The Senate Finance Committee’s version of health care reform is being hailed as a model of bipartisan moderation. One Republican may even vote for it.
And it’s undeniably an improvement over the bill approved early by the Senate Health, Education, Labor, and Pensions Committee, or the one making its way ever so slowly through the House.
But that’s a low bar. In reality, the Finance Committee bill still represents a radical government takeover of the U.S. health care system.
Let’s start with the price tag. According to the report just released by the Congressional Budget Office, the bill will cost roughly $829 billion over the next 10 years. And, significantly, it is even projected to reduce the budget deficit over 10 years by $81 billion. Of course, both those numbers are misleading.
The $829 billion cost is for the next 10 years, 2010–2019, but the most expensive provisions of the bill don’t take effect until July of 2013. The cost over the bill’s first 10 years of actual operation is closer to $1.3 trillion.
In addition, the bill assumes that Congress will implement a 21% reduction in Medicare payments that is already scheduled under current law. The only problem is that Congress has been supposed to make those reductions since 2003 — and never has. There is no reason to believe it will do so this time either.
Most importantly, the bill does not achieve its deficit reduction by controlling spending or reducing health care costs. In fact, by the end of the 10‐year budget window, the cost of the program is expected to be growing at 8% per year. But revenue from the bill’s new taxes would be growing between 10% and 15% per year.
In particular, the bill imposes a 40% excise tax on health insurance plans that offer benefits in excess of $8,000 for an individual plan and $21,000 for a family plan. Insurers would almost certainly pass this tax on to consumers via higher premiums.
As inflation pushed insurance premiums higher in coming years, more and more middle‐class families would find themselves caught up in the tax — providing the government with more revenue.
The overall tax increases in the bill are more than double the amount of deficit reduction. This isn’t a health care efficiency bill or a cost‐containment bill. It is a tax‐and‐spend bill, pure and simple.
And, when not raising taxes, the bill simply pushes costs on to others. For example, the bill would push $35 billion in Medicaid costs off onto already cash‐strapped state governments. Other costs would be offloaded onto businesses and individuals.
Nor should it be forgotten that this bill would still give the government the power to force most Americans to purchase insurance, and allow the government to dictate what benefits insurance should offer.
People who have health insurance today — and like it — would have to switch to the government‐approved plan, even if it was more expensive or contained benefits that they didn’t want.

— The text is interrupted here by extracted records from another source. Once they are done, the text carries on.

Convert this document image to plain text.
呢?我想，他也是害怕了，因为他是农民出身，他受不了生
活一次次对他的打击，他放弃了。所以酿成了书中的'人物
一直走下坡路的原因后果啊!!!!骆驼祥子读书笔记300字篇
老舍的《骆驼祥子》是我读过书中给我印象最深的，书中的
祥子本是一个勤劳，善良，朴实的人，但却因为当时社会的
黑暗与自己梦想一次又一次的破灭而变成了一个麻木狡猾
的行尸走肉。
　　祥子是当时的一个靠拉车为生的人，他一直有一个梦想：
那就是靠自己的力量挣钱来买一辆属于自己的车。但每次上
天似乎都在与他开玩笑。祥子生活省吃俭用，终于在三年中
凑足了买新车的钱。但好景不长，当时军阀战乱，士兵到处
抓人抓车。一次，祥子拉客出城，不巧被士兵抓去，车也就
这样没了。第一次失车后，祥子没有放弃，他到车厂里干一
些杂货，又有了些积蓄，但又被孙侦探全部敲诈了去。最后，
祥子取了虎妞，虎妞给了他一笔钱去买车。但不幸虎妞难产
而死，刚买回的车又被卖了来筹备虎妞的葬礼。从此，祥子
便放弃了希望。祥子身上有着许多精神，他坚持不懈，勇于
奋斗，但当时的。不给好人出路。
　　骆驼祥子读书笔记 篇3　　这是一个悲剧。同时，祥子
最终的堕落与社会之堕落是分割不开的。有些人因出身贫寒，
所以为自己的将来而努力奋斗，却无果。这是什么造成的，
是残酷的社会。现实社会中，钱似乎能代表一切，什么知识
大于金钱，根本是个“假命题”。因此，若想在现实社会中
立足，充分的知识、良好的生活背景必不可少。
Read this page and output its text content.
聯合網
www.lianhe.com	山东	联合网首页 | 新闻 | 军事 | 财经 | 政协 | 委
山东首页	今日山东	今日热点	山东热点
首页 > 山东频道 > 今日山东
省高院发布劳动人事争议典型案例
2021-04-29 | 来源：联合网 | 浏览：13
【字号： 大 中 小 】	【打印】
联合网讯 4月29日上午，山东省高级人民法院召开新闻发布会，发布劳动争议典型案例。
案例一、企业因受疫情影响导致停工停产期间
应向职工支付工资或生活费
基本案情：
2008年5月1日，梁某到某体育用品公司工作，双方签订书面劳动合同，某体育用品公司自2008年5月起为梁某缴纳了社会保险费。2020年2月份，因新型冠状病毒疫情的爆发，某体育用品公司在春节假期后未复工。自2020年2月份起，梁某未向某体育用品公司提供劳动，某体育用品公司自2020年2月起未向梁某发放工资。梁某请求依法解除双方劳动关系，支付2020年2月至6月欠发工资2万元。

That insurance will likely be more expensive, because the bill contains a host of new insurance regulations that will drive up premiums, especially for the young and healthy.
Others could lose their current insurance as well, including the 10 million Americans with health savings accounts (HSAs) and the one in five seniors currently on Medicare Advantage plans. The bill guts both programs.
Numerous other provisions would allow the government to interfere with how doctors practice medicine — for example, cutting Medicare reimbursements to providers whose utilization is in the 90th percentile or above compared to national averages, that is, doctors who do more procedures than the government thinks they should.
With all this, the bill still leaves 25 million people uninsured.
If that’s moderation, it’s just not good enough.